- 54°16′03″N 8°29′32″W﻿ / ﻿54.26750°N 8.49222°W
- Type: Enclosure
- Location: Sligo, Ireland

History
- Built: Neolithic

Site notes
- Material: Timber palisade, earth ditches
- Height: Unknown
- Owner: Private
- Public access: No

= Magheraboy causewayed enclosure =

Neolithic causewayed enclosure in Ireland

Magheraboy causewayed enclosure is an early Neolithic enclosure located near Sligo town in northwest Ireland.

Built during the Early Neolithic period "monumental architecture", the Magheraboy enclosure is the oldest known causewayed enclosure in Britain or Ireland. This site is only the second known causewayed enclosure in Ireland.
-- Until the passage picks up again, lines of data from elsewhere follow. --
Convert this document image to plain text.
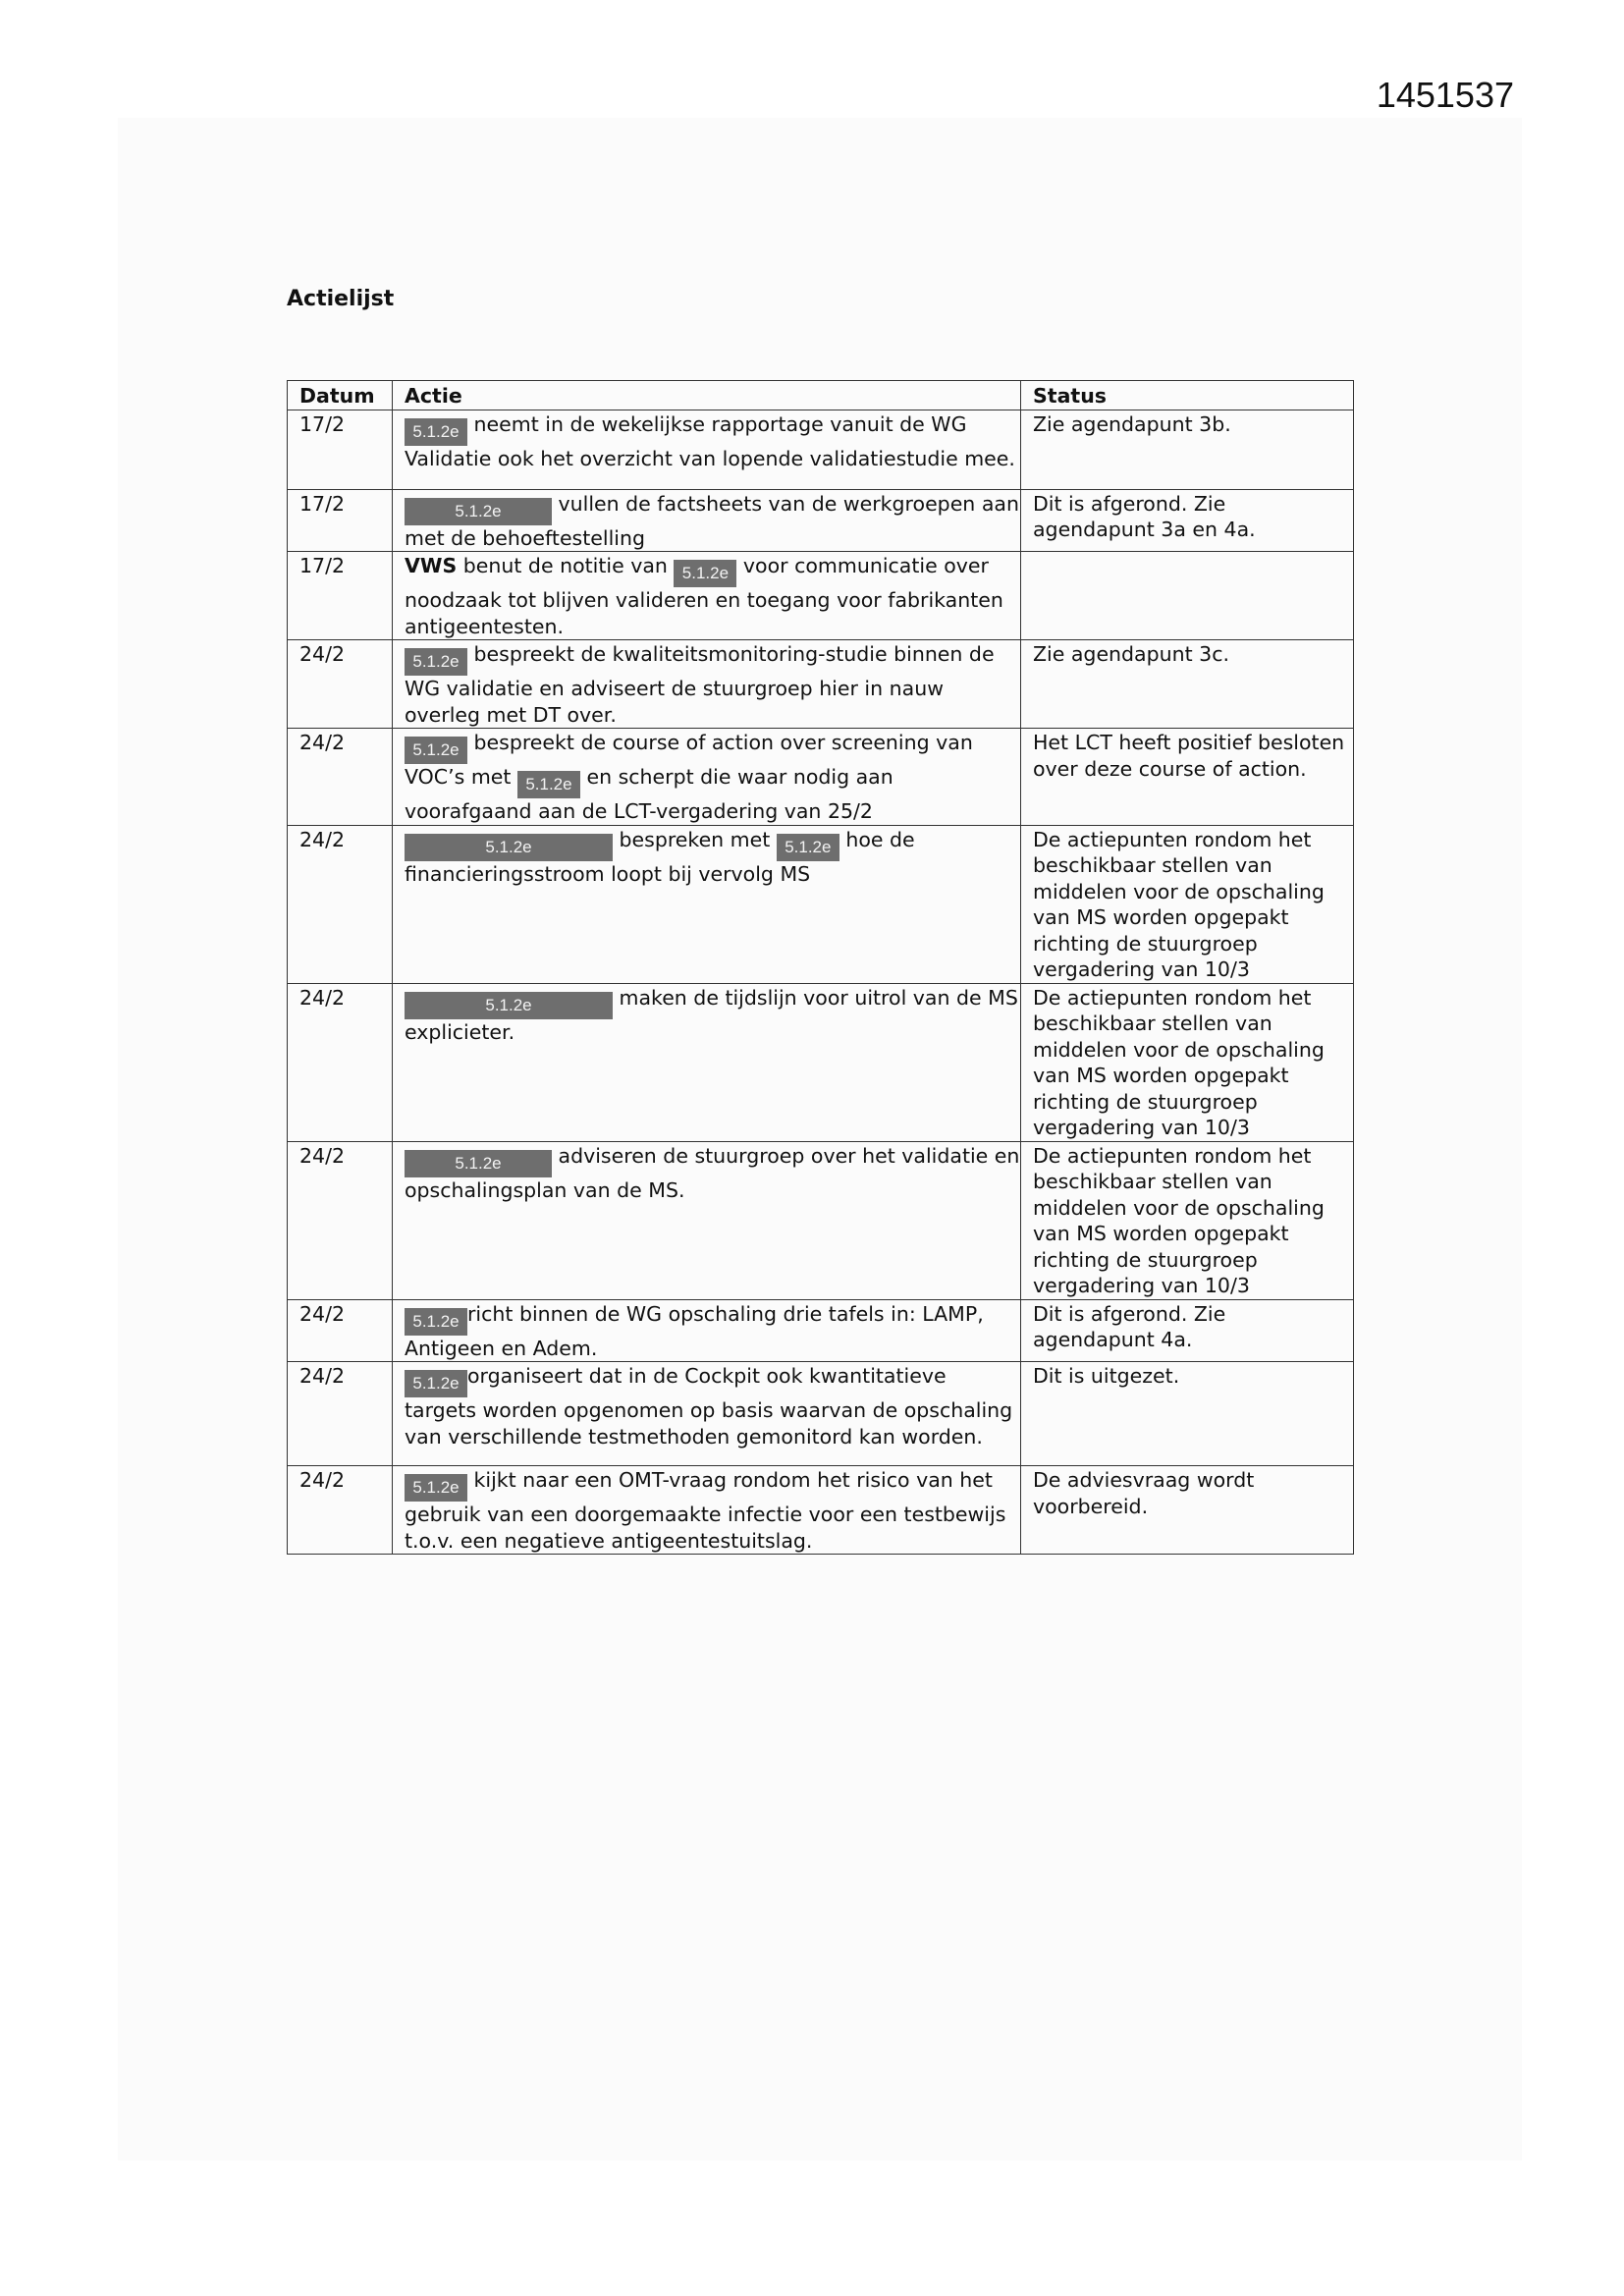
1451537
Actielijst
Datum	Actie	Status
17/2	5.1.2e neemt in de wekelijkse rapportage vanuit de WG Validatie ook het overzicht van lopende validatiestudie mee.	Zie agendapunt 3b.
17/2	5.1.2e vullen de factsheets van de werkgroepen aan met de behoeftestelling	Dit is afgerond. Zie agendapunt 3a en 4a.
17/2	VWS benut de notitie van 5.1.2e voor communicatie over noodzaak tot blijven valideren en toegang voor fabrikanten antigeentesten.	
24/2	5.1.2e bespreekt de kwaliteitsmonitoring-studie binnen de WG validatie en adviseert de stuurgroep hier in nauw overleg met DT over.	Zie agendapunt 3c.
24/2	5.1.2e bespreekt de course of action over screening van VOC’s met 5.1.2e en scherpt die waar nodig aan voorafgaand aan de LCT-vergadering van 25/2	Het LCT heeft positief besloten over deze course of action.
24/2	5.1.2e bespreken met 5.1.2e hoe de financieringsstroom loopt bij vervolg MS	De actiepunten rondom het beschikbaar stellen van middelen voor de opschaling van MS worden opgepakt richting de stuurgroep vergadering van 10/3
24/2	5.1.2e maken de tijdslijn voor uitrol van de MS explicieter.	De actiepunten rondom het beschikbaar stellen van middelen voor de opschaling van MS worden opgepakt richting de stuurgroep vergadering van 10/3
24/2	5.1.2e adviseren de stuurgroep over het validatie en opschalingsplan van de MS.	De actiepunten rondom het beschikbaar stellen van middelen voor de opschaling van MS worden opgepakt richting de stuurgroep vergadering van 10/3
24/2	5.1.2e richt binnen de WG opschaling drie tafels in: LAMP, Antigeen en Adem.	Dit is afgerond. Zie agendapunt 4a.
24/2	5.1.2e organiseert dat in de Cockpit ook kwantitatieve targets worden opgenomen op basis waarvan de opschaling van verschillende testmethoden gemonitord kan worden.	Dit is uitgezet.
24/2	5.1.2e kijkt naar een OMT-vraag rondom het risico van het gebruik van een doorgemaakte infectie voor een testbewijs t.o.v. een negatieve antigeentestuitslag.	De adviesvraag wordt voorbereid.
The other is at Donegore and has radiocarbon dates indicated prolonged occupation from 4000 BC to 2700 BC.

The Magheraboy causewayed enclosure was investigated and published in the book Monumental Beginnings by Ed Danaher as part of the Sligo Inner Relief Road SIRR project.

== Location ==
The site is located in the townland of Magheraboy on a gravel and clay ridge. It is to the south of the present-day town of Sligo on a hilltop. A few kilometres to the west is the low plateau on which the Carrowmore Megalithic Cemetery is located.
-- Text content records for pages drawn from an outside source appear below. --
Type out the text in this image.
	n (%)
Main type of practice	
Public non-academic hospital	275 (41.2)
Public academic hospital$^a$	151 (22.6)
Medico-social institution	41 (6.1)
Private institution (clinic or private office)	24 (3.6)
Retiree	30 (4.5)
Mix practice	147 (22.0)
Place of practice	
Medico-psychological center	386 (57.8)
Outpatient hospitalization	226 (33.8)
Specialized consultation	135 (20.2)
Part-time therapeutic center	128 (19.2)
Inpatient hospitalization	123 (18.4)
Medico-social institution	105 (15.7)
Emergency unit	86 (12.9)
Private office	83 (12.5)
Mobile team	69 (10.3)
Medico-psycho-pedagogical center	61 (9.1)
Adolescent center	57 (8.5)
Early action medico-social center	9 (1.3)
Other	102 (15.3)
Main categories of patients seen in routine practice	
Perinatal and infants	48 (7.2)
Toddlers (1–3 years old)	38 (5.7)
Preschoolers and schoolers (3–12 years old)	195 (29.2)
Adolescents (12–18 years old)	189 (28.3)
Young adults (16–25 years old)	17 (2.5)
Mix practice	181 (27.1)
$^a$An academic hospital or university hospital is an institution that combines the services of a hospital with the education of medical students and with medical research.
== Excavation and results ==
Initial testing took place during 2000 and 2001 for the SIRR road project south of Sligo town. An early medieval ringfort was noted at the site and within the road corridor. This was scheduled for excavation. No trace of the enclosure was discovered at this stage but it was later discovered during excavation of the ringfort, prompting the extension of the excavation.

===Palisade trench===
Packing stones supported the upright posts which were once set into it and these would have formed a fence believed to have been between 1.5 metres and 2 metres in height. The construction method of the palisade was not the same everywhere.
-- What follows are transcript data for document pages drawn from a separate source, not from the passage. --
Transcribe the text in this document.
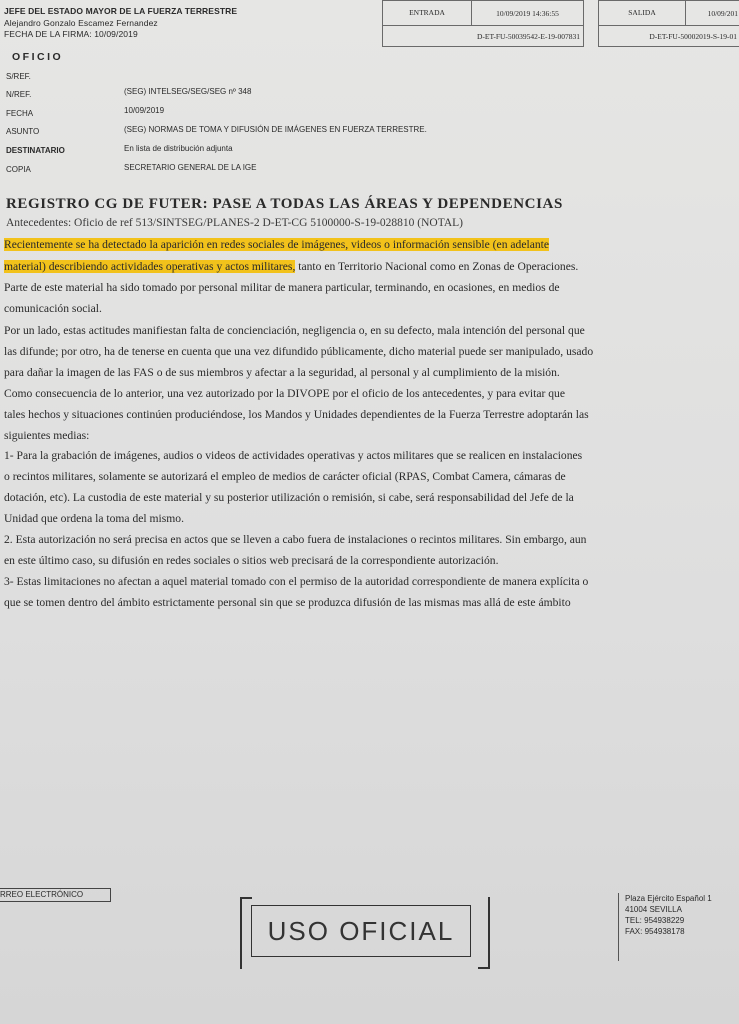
JEFE DEL ESTADO MAYOR DE LA FUERZA TERRESTRE
Alejandro Gonzalo Escamez Fernandez
FECHA DE LA FIRMA: 10/09/2019
ENTRADA	10/09/2019 14:36:55
D-ET-FU-50039542-E-19-007831
SALIDA	10/09/201
D-ET-FU-50002019-S-19-01
OFICIO
S/REF.
N/REF.	(SEG) INTELSEG/SEG/SEG nº 348
FECHA	10/09/2019
ASUNTO	(SEG) NORMAS DE TOMA Y DIFUSIÓN DE IMÁGENES EN FUERZA TERRESTRE.
DESTINATARIO	En lista de distribución adjunta
COPIA	SECRETARIO GENERAL DE LA IGE
REGISTRO CG DE FUTER: PASE A TODAS LAS ÁREAS Y DEPENDENCIAS
Antecedentes: Oficio de ref 513/SINTSEG/PLANES-2 D-ET-CG 5100000-S-19-028810 (NOTAL)
Recientemente se ha detectado la aparición en redes sociales de imágenes, videos o información sensible (en adelante
material) describiendo actividades operativas y actos militares, tanto en Territorio Nacional como en Zonas de Operaciones.
Parte de este material ha sido tomado por personal militar de manera particular, terminando, en ocasiones, en medios de
comunicación social.
Por un lado, estas actitudes manifiestan falta de concienciación, negligencia o, en su defecto, mala intención del personal que
las difunde; por otro, ha de tenerse en cuenta que una vez difundido públicamente, dicho material puede ser manipulado, usado
para dañar la imagen de las FAS o de sus miembros y afectar a la seguridad, al personal y al cumplimiento de la misión.
Como consecuencia de lo anterior, una vez autorizado por la DIVOPE por el oficio de los antecedentes, y para evitar que
tales hechos y situaciones continúen produciéndose, los Mandos y Unidades dependientes de la Fuerza Terrestre adoptarán las
siguientes medias:
1- Para la grabación de imágenes, audios o videos de actividades operativas y actos militares que se realicen en instalaciones
o recintos militares, solamente se autorizará el empleo de medios de carácter oficial (RPAS, Combat Camera, cámaras de
dotación, etc). La custodia de este material y su posterior utilización o remisión, si cabe, será responsabilidad del Jefe de la
Unidad que ordena la toma del mismo.
2. Esta autorización no será precisa en actos que se lleven a cabo fuera de instalaciones o recintos militares. Sin embargo, aun
en este último caso, su difusión en redes sociales o sitios web precisará de la correspondiente autorización.
3- Estas limitaciones no afectan a aquel material tomado con el permiso de la autoridad correspondiente de manera explícita o
que se tomen dentro del ámbito estrictamente personal sin que se produzca difusión de las mismas mas allá de este ámbito
RREO ELECTRÓNICO
USO OFICIAL
Plaza Ejército Español 1
41004 SEVILLA
TEL: 954938229
FAX: 954938178
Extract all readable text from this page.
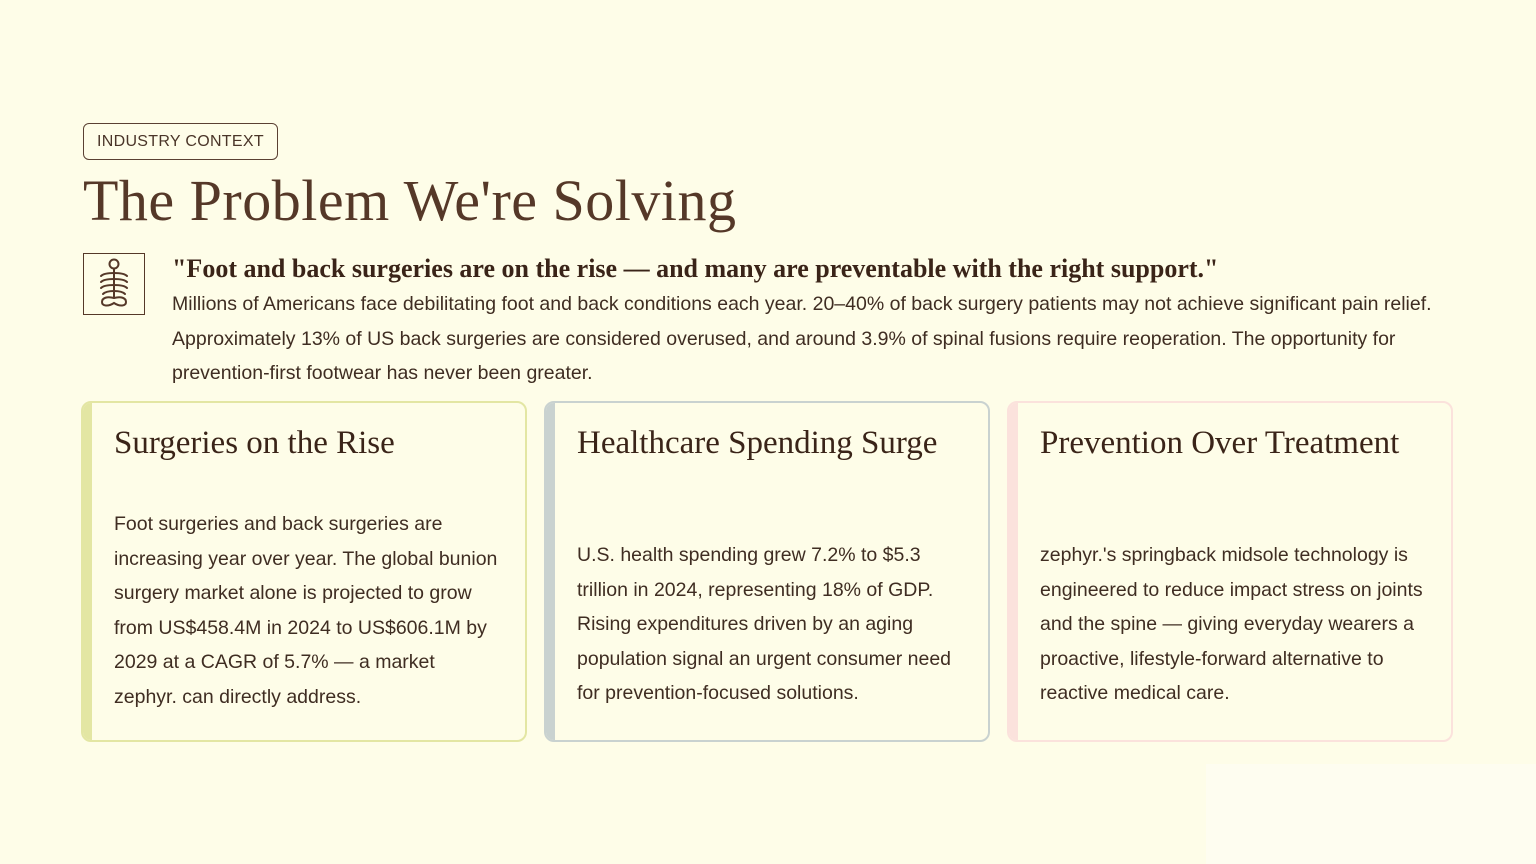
INDUSTRY CONTEXT
The Problem We're Solving

"Foot and back surgeries are on the rise — and many are preventable with the right support."

Millions of Americans face debilitating foot and back conditions each year. 20–40% of back surgery patients may not achieve significant pain relief. Approximately 13% of US back surgeries are considered overused, and around 3.9% of spinal fusions require reoperation. The opportunity for prevention-first footwear has never been greater.

Surgeries on the Rise

Foot surgeries and back surgeries are increasing year over year. The global bunion surgery market alone is projected to grow from US$458.4M in 2024 to US$606.1M by 2029 at a CAGR of 5.7% — a market zephyr. can directly address.

Healthcare Spending Surge

U.S. health spending grew 7.2% to $5.3 trillion in 2024, representing 18% of GDP. Rising expenditures driven by an aging population signal an urgent consumer need for prevention-focused solutions.

Prevention Over Treatment

zephyr.'s springback midsole technology is engineered to reduce impact stress on joints and the spine — giving everyday wearers a proactive, lifestyle-forward alternative to reactive medical care.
The palisade was built using upright posts set wide apart with planks laid horizontally between them, while in other sections the upright posts were set firmly against each other edge to edge.

Three metres outside the palisade trench ditch were gaps, or causeways, of undug soil, the feature which gives these sites their name in archaeological typology.

Within the interior of the enclosure between 40 and 50 pits and artefacts dating from the Early Neolithic were found, including flint tools such as blades and scrapers, and pottery, possible hammer-stones, worked chert, quartz and flint.
Burnt bone found within the fills of these pits has been identified as animal in origin. Some pits gave radiocarbon dates of between 3600 BC and 3400 BC.

A possible cremation, an unused flint arrowhead, broken sherds of Neolithic pottery and fragments of cremated bone were situated to the south-west of the ditch. Within one ditch segment 28 pieces of worked quartz partially encircled an unused stone axe and a fragment of a javelin/arrowhead.

===Adjoining structure===
A number of closely-set postholes straddling the palisade fence on the southern side of the site may represent the remains of a small tower. The structure was defined by the remains of a slot trench abutting the palisade trench on the southern side of the enclosure. Measuring approximately 14 m by 6 m, the structures function remains uncertain.

== Phases and dating ==
Radiocarbon dates from sample material recovered from the outer ditch segments indicate that the enclosure was built between 4100 BC and 3800 BC.

== Significance ==
The location, rarity and age of this structure mark it as of great importance to the history of Ireland and northwestern Europe. As one of only two known causewayed enclosures in Ireland and with very early dates it is central to understanding the introduction of farming and farming cultures to Ireland at the end of the 5th millennium BC.

Its location east of the Carrowmore megalithic cemetery and Miosgán Médhbh on Knocknarea further underscores this importance.